The Philippine Archipelago, being surrounded by bodies of water of different depths, has been the object of visits by several foreign research vessels since 1846. All the studies made of Philippine waters were mostly aimed to investigate the extent of the Philippine Deep.
The U. S. Fish and Wildlife Service through the Philippine Fishery Program, with the use of the S. F. Baird, focused its investigations on coastal and inshore areas from 1947 to 1950, forming the basis of future oceanographic research in the islands. Upon the termination of the Program and with the turn-over of the David Starr Jordan to the Philippine Bureau of Fisheries, a well-planned investigation of bays and gulfs was carried out in Manila Bay and Lingayen Gulf.

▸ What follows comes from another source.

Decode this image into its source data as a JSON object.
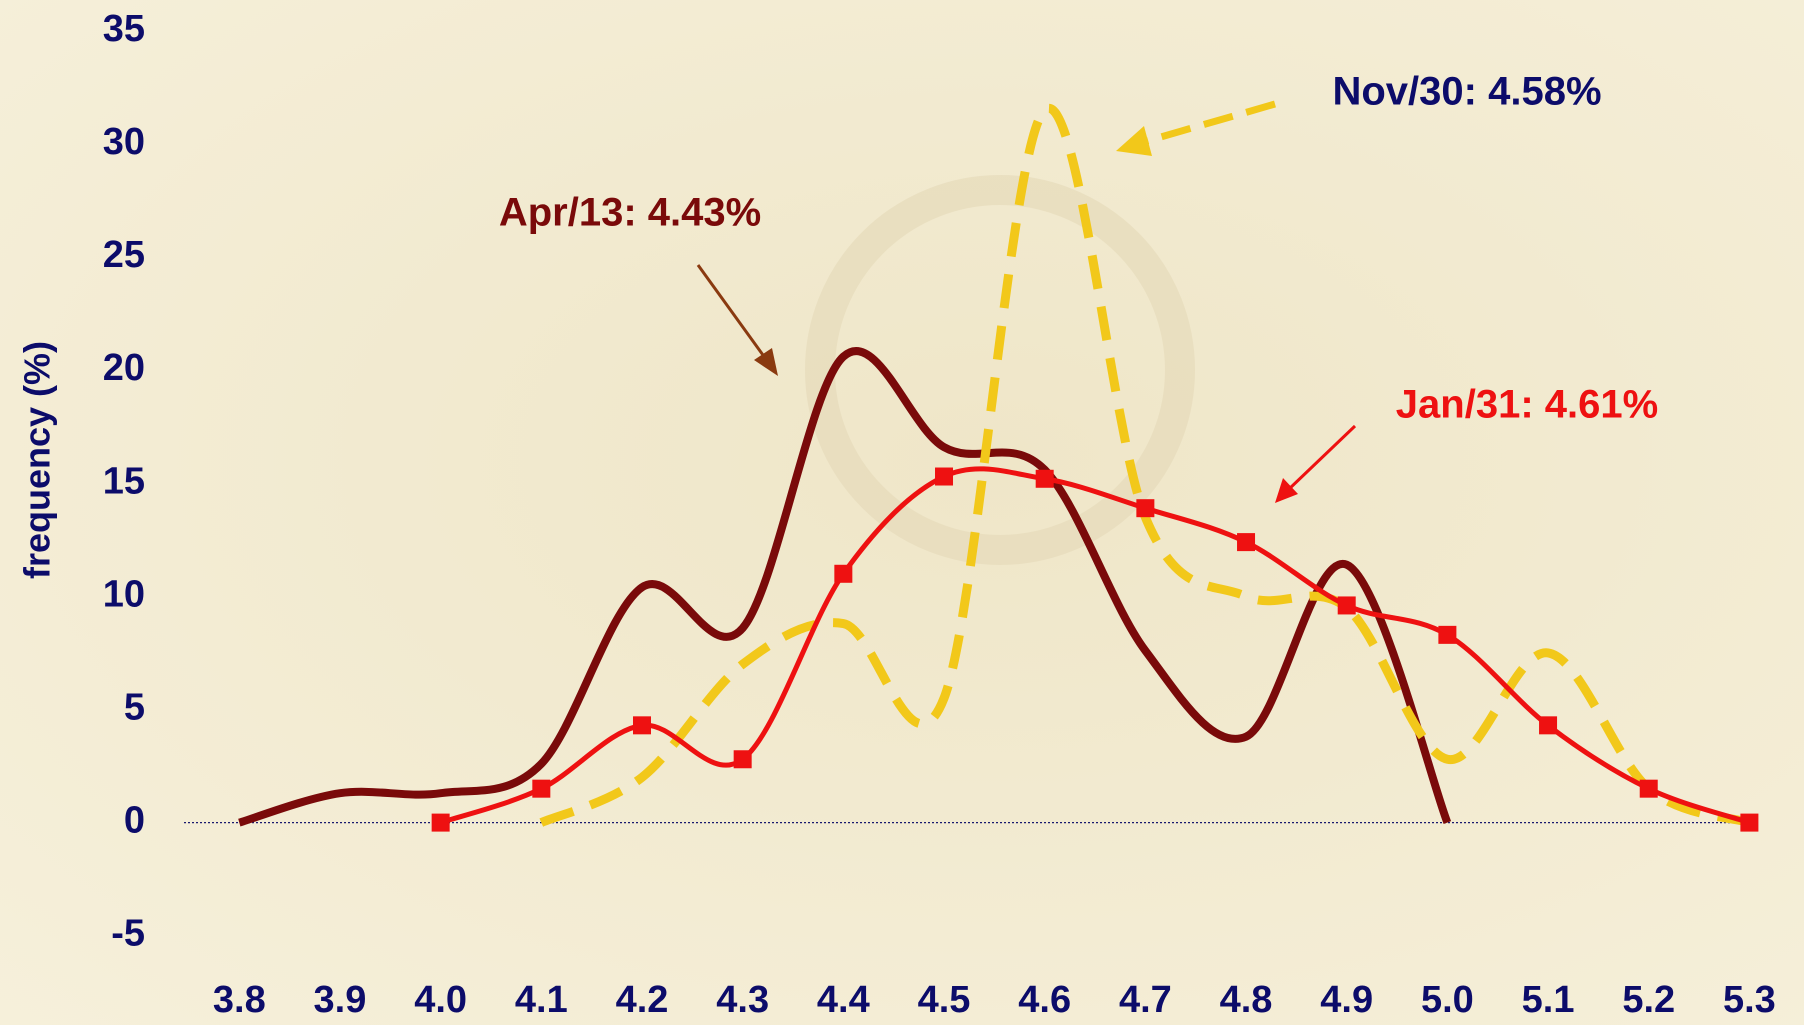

In November, 1956, the Section of Hydrology and Fisheries Biology started the marine fishery biological research programme with the help of the FAO technical assistance officer on marine, biology. The programme was divided into two phases—fishery biology and oceanography. Again the oceanographic activities were confined to Manila Bay and approaches which, however, were later on extended to San Miguel Bay in Southern Luzon.
Oceanographic investigations include studies on hydrology, plankton, benthos and primary productivity. From the different hydrographic stations that were occupied, temperature, salinity, oxygen, pH, phosphate and transparency data were collected.
The study on the distribution of plankton was made to show its relation to fish stock abundance in the bay.